La clé réside dans la montée en gamme, car elle seule permet de répondre aux attentes sociétales tout en offrant une meilleure rémunération aux éleveurs. C’est tout le sens de notre action.
Les États généraux de l’alimentation ont permis d’améliorer la structuration des filières, avec des exigences accrues en termes de respect de l’environnement et du bien-être animal, reposant sur des signes de qualité. Je tiens ici à saluer la responsabilisation des professionnels, qui se sont organisés autour de plans de filière et de chartes de bonnes pratiques, pour répondre aux attentes sociétales. Une véritable transition est en marche.

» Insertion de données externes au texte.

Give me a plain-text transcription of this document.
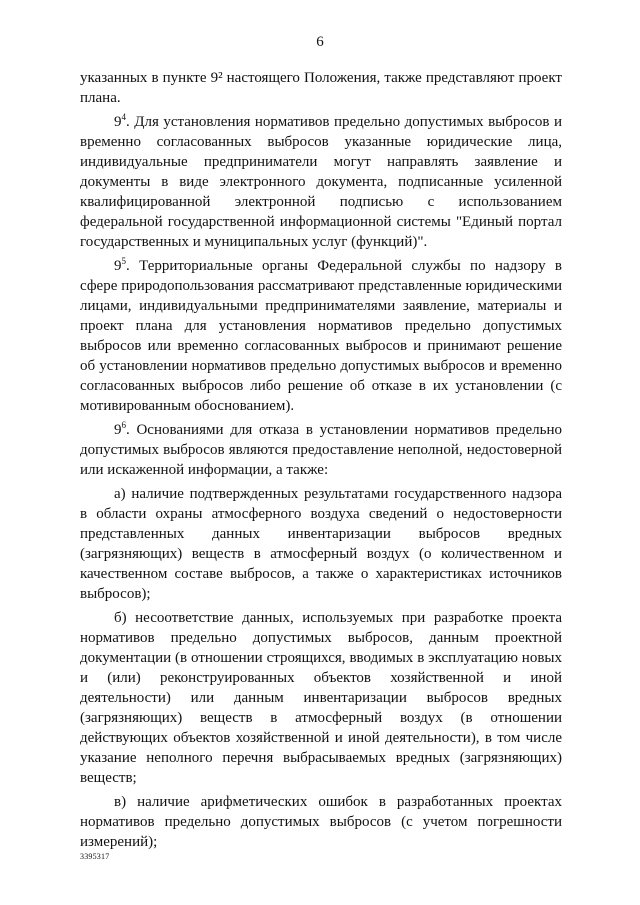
6

указанных в пункте 9² настоящего Положения, также представляют проект плана.

$9^4$. Для установления нормативов предельно допустимых выбросов и временно согласованных выбросов указанные юридические лица, индивидуальные предприниматели могут направлять заявление и документы в виде электронного документа, подписанные усиленной квалифицированной электронной подписью с использованием федеральной государственной информационной системы "Единый портал государственных и муниципальных услуг (функций)".

$9^5$. Территориальные органы Федеральной службы по надзору в сфере природопользования рассматривают представленные юридическими лицами, индивидуальными предпринимателями заявление, материалы и проект плана для установления нормативов предельно допустимых выбросов или временно согласованных выбросов и принимают решение об установлении нормативов предельно допустимых выбросов и временно согласованных выбросов либо решение об отказе в их установлении (с мотивированным обоснованием).

$9^6$. Основаниями для отказа в установлении нормативов предельно допустимых выбросов являются предоставление неполной, недостоверной или искаженной информации, а также:

а) наличие подтвержденных результатами государственного надзора в области охраны атмосферного воздуха сведений о недостоверности представленных данных инвентаризации выбросов вредных (загрязняющих) веществ в атмосферный воздух (о количественном и качественном составе выбросов, а также о характеристиках источников выбросов);

б) несоответствие данных, используемых при разработке проекта нормативов предельно допустимых выбросов, данным проектной документации (в отношении строящихся, вводимых в эксплуатацию новых и (или) реконструированных объектов хозяйственной и иной деятельности) или данным инвентаризации выбросов вредных (загрязняющих) веществ в атмосферный воздух (в отношении действующих объектов хозяйственной и иной деятельности), в том числе указание неполного перечня выбрасываемых вредных (загрязняющих) веществ;

в) наличие арифметических ошибок в разработанных проектах нормативов предельно допустимых выбросов (с учетом погрешности измерений);

3395317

Toute transition a un coût et nécessite un accompagnement réfléchi. Le plan France Relance consacre ainsi près de 300 millions d’euros à la modernisation de nos élevages et de nos abattoirs et à la structuration des filières, afin d’accélérer cette transformation.
Toutefois, cette montée en gamme ne peut pas uniquement reposer sur la responsabilisation des professionnels et l’accompagnement du Gouvernement.
Les injonctions des citoyens doivent se traduire dans leurs actes d’achats. C’est tout le sens de la loi Égalim, dont l’objectif est d’aboutir à une meilleure rémunération des agriculteurs. Nous devons sortir de la guerre des prix bas. Il n’est pas possible de demander toujours plus aux éleveurs sans leur en donner les moyens.
C’est l’esprit qui anime les travaux de Serge Papin sur la contractualisation et la pluriannualité, ainsi que de la proposition de loi modifiant la loi Égalim, présentée par Grégory Besson-Moreau. C’est seulement en accompagnant nos éleveurs que ces derniers pourront créer de la valeur et faire face aux grands enjeux de société. Comme toute transition, celle-ci n’aura pas lieu sans un changement profond des mentalités, c’est-à-dire tant que les éleveurs seront forcés de produire toujours moins cher.
Le Gouvernement est mobilisé aux côtés des professionnels. À ce titre, je veux répondre à certaines critiques et à certaines interpellations concernant l’inscription à l’ordre du jour de la proposition de loi visant à renforcer la lutte contre la maltraitance animale, adoptée à l’Assemblée nationale.
Je tiens à vous rassurer, mesdames, messieurs les sénateurs : même si l’agenda du Sénat est particulièrement chargé – vous le savez mieux que moi –, je vous confirme l’intention du Gouvernement de voir ce texte inscrit à l’ordre du jour de vos travaux avant la fin de l’année.
Le Gouvernement est mobilisé et souhaite préserver notre modèle d’élevage équilibré, qui se distingue par des exigences parmi les plus fortes au monde. Mais là où certains mènent une campagne de dénonciation et de stigmatisation généralisant trop souvent des cas isolés, nous revendiquons une politique de mesures concrètes, en agissant sans trembler quand cela s’impose, mais sans jamais jeter injustement l’opprobre sur tout un secteur ou toute une filière.
À cet égard, le Gouvernement tient à saluer le travail mené par Henri Cabanel et Françoise Férat sur l’accompagnement de la détresse, longtemps ignorée, des agriculteurs.
Mesdames, messieurs les sénateurs, nous devons rejeter la radicalité qui mettrait fin à l’élevage français par excès d’exigence. Je le répète, nous partageons la volonté de poursuivre l’amélioration des bonnes pratiques, mais je vous invite à faire preuve de raison et de bon sens.
La question de l’avenir de l’élevage suppose beaucoup d’ambition et de pragmatisme, mais aussi et surtout de confiance en nos éleveurs, qui sont indiscutablement les premiers à souhaiter agir pour le bien-être des animaux et pour l’environnement.
Ils travaillent chaque jour pour nous fournir la meilleure alimentation possible. Ce n’est pas en les stigmatisant que nous aboutirons à un élevage plus durable, mais en leur donnant les clés pour mener des transitions ambitieuses.
C’est seulement en mettant la question de la rémunération des éleveurs au centre des discussions que nous pourrons accélérer le changement durable que nous appelons de tous nos vœux. Refuser cet état de fait, c’est condamner nos éleveurs.